SceTy1V can be thought of as a genome parasite of Saccharomyces cerevisiae. In typical wild strains of this yeast, 3–15 copies of SceTy1V are found per haploid genome, whereas in typical laboratory isolates, there are 25–40 copies. In addition to these complete copies, the genome contains several hundreds of solo-LTRs (LTRs not associated with a central coding region) or fragments thereof. SceTy1V appears to be restricted to S. cerevisiae and to very closely related species but is absent from more distantly related members of the genus. However, those other species are likely to harbour related viruses. Transmission is likely to be exclusively vertical.
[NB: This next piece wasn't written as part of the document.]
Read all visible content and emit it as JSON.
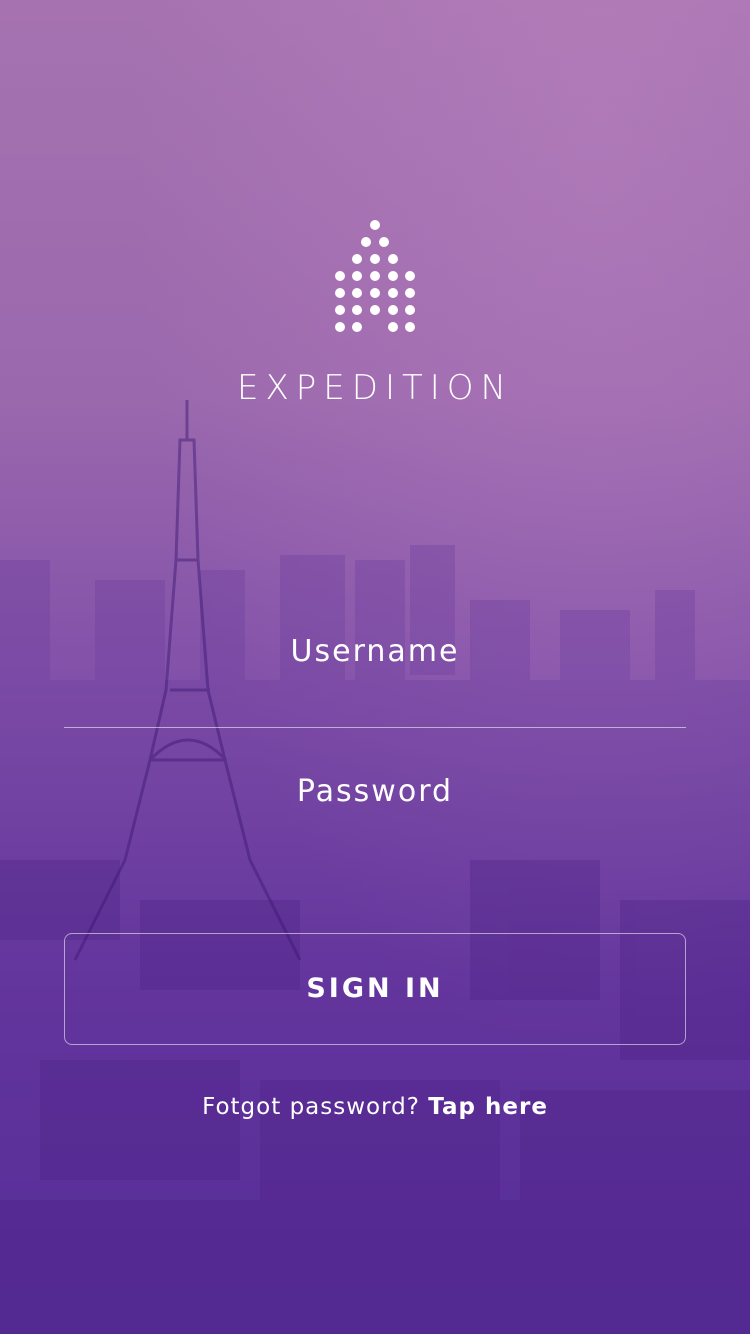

SceTy1V and members of closely related species, such as the virus Saccharomyces cerevisiae virus Ty2 (SceTy2V), have been both found in virtually all isolates of S. cerevisiae, from all over the world. No cytopathic effects have been reported. Some strains contain large numbers of SceTy1V virus particles and are otherwise normal in every way. Overexpression of SceTy1V proteins leads to slow growth, but this phenotype is poorly characterized.
Species demarcation criteria
See discussion under family description.